Don’t worry. I won’t spoil the twist here. I can’t. I won’t! This is a twist you have to experience for yourself, but suffice to say, Serenity is not a movie for you to enjoy in the moment. Serenity is a movie you enjoy by forcing your friends to watch it and spend most of the time peaking at them to see how they’re reacting to the shit storm that unfolds.

Knight has intentionally crafted a “fool-proof” narrative loophole. Every awful aspect of his screenplay is “explained” by this reveal. Characters who suddenly have no purpose. Vague and shitty dialogue. A character who can’t remember past yesterday with no plans past tomorrow. All of this is “covered” by a twist; a twist so insane, it feels impossible that it was actually printed on paper and handed to professionals to read. A twist so bonkers, it feels like a practical joke. Knight may think he’s cracked the code with this surprise, but it blows up in his face and the faces of anyone else who is watching.

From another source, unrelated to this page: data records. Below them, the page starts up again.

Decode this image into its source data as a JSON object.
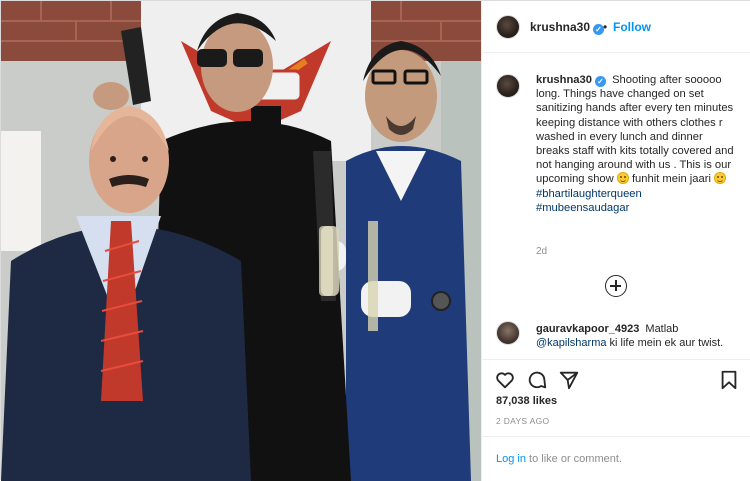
{
  "post": {
    "author": "krushna30",
    "follow_label": "Follow",
    "separator": "•",
    "caption": {
      "text": "Shooting after sooooo long. Things have changed on set sanitizing hands after every ten minutes keeping distance with others clothes r washed in every lunch and dinner breaks staff with kits totally covered and not hanging around with us . This is our upcoming show",
      "text_2": "funhit mein jaari",
      "hashtags": [
        "#bhartilaughterqueen",
        "#mubeensaudagar"
      ],
      "time": "2d"
    },
    "comment": {
      "author": "gauravkapoor_4923",
      "text_start": "Matlab",
      "mention": "@kapilsharma",
      "text_end": "ki life mein ek aur twist."
    },
    "likes": "87,038 likes",
    "date": "2 DAYS AGO",
    "login": {
      "link": "Log in",
      "rest": "to like or comment."
    }
  },
  "icons": {
    "like": "heart-icon",
    "comment": "comment-bubble-icon",
    "share": "paper-plane-icon",
    "save": "bookmark-icon",
    "more": "plus-circle-icon",
    "verified": "verified-badge-icon"
  },
  "colors": {
    "accent": "#0095f6",
    "hashtag": "#00376b",
    "muted": "#8e8e8e",
    "verified": "#3897f0"
  }
}
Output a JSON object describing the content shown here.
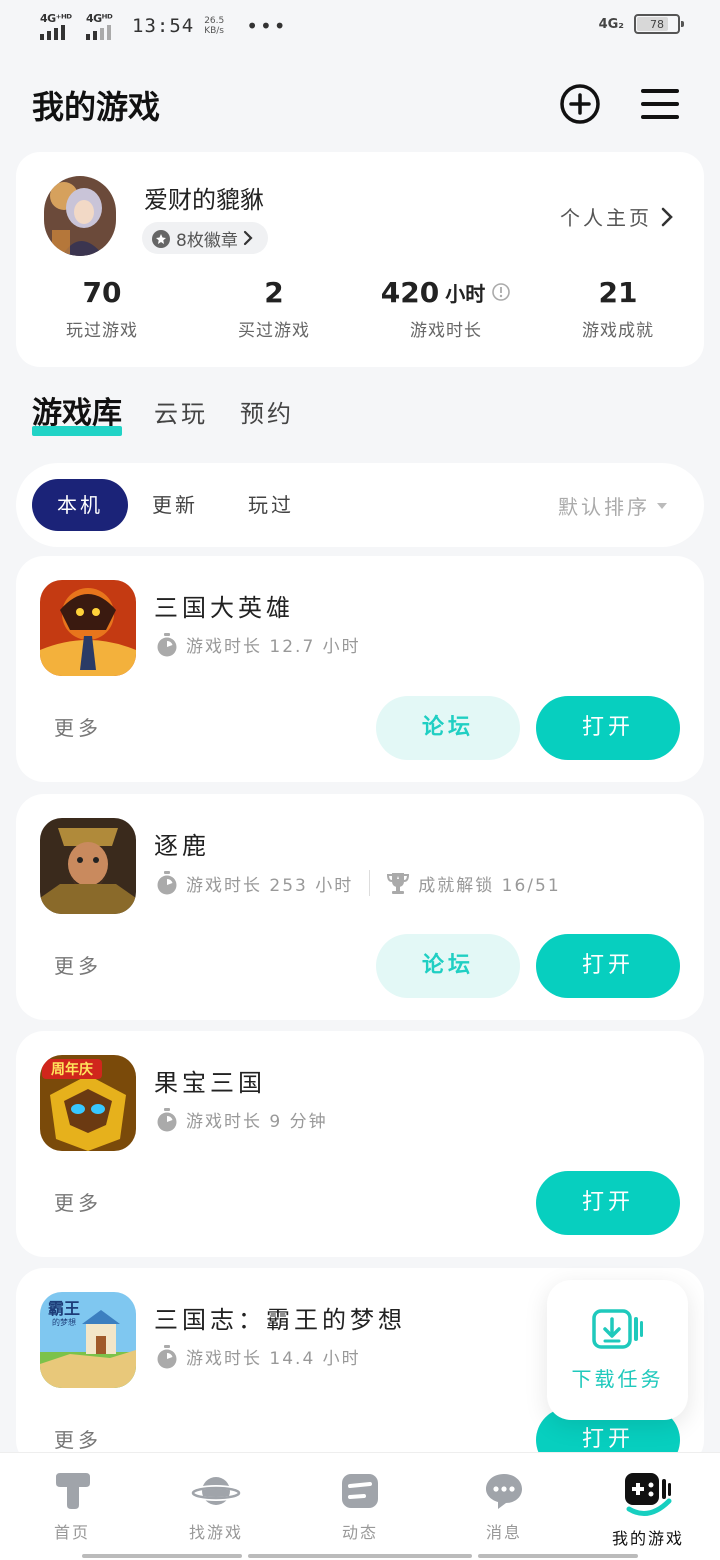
{
  "status_bar": {
    "net1": "4G⁺ᴴᴰ",
    "net2": "4Gᴴᴰ",
    "time": "13:54",
    "speed_value": "26.5",
    "speed_unit": "KB/s",
    "dots": "•••",
    "net_right": "4G₂",
    "battery": "78",
    "battery_level": 0.78
  },
  "header": {
    "title": "我的游戏"
  },
  "profile": {
    "username": "爱财的貔貅",
    "badges": "8枚徽章",
    "homepage": "个人主页",
    "stats": [
      {
        "value": "70",
        "unit": "",
        "label": "玩过游戏"
      },
      {
        "value": "2",
        "unit": "",
        "label": "买过游戏"
      },
      {
        "value": "420",
        "unit": "小时",
        "label": "游戏时长"
      },
      {
        "value": "21",
        "unit": "",
        "label": "游戏成就"
      }
    ]
  },
  "tabs": [
    "游戏库",
    "云玩",
    "预约"
  ],
  "filters": {
    "chips": [
      "本机",
      "更新",
      "玩过"
    ],
    "sort": "默认排序"
  },
  "games": [
    {
      "name": "三国大英雄",
      "playtime": "游戏时长 12.7 小时",
      "achievement": "",
      "more": "更多",
      "forum": "论坛",
      "open": "打开"
    },
    {
      "name": "逐鹿",
      "playtime": "游戏时长 253 小时",
      "achievement": "成就解锁 16/51",
      "more": "更多",
      "forum": "论坛",
      "open": "打开"
    },
    {
      "name": "果宝三国",
      "playtime": "游戏时长 9 分钟",
      "achievement": "",
      "more": "更多",
      "forum": "",
      "open": "打开"
    },
    {
      "name": "三国志：霸王的梦想",
      "playtime": "游戏时长 14.4 小时",
      "achievement": "",
      "more": "更多",
      "forum": "",
      "open": "打开"
    }
  ],
  "game_icon_text": {
    "g3": "周年庆",
    "g4_title": "霸王",
    "g4_sub": "的梦想"
  },
  "download": {
    "label": "下载任务"
  },
  "bottom_nav": [
    {
      "label": "首页",
      "icon": "home-t-icon"
    },
    {
      "label": "找游戏",
      "icon": "planet-icon"
    },
    {
      "label": "动态",
      "icon": "feed-icon"
    },
    {
      "label": "消息",
      "icon": "chat-bubble-icon"
    },
    {
      "label": "我的游戏",
      "icon": "gamepad-icon"
    }
  ],
  "colors": {
    "accent": "#07cfbf",
    "accent_light": "#e3f8f6",
    "chip_active": "#1b2378"
  }
}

“See?” the movie says, shaking you by the shoulders. “You thought I was a poorly-written movie, but I’m actually a DUMB movie!”

The twist to Serenity seeks to re-contextualize everything you’ve seen up to that point. Every character interaction, every clunky radio announcement, every off-island cutaway, even every sunset on this perfect little island. It wants to change the way you think about everything. Unfortunately, it is a twist that asks more questions than it answers.

Suddenly, every character action which was supposedly explained is made even more inexplicable. A simple element intended to tie the world together has torn it apart at the seams. Its a hydra of a plot twist. You answer one question and three more pop up. “Wait, so if they had sex on the boat, does that mean he meant it to happen?” “Why would he do that?” “Was Baker Dill’s perfectly sculpted ass intentional?”

All these questions and more will NOT be answered!

Last Word On Serenity.

Serenity is as stupid as it is misguided. But it is not without merit. The cinematography is wonderful even if some of the camera moves are jarring (though they are, again, explained by the twist).

The performances are ridiculous and the ending is absurd, but I can’t say I wasn’t pumping my fist at the events that unfolded around me.

Serenity is a mess, but it’s a mess that comes from supreme confidence. Hundreds of people signed off on this movie. This movie had SEVENTEEN producers and not one of them shut it down. Maybe because they wanted to see audiences react to this reveal. I sure hope so.

Serenity should inspire you. If this movie can get made, so can yours.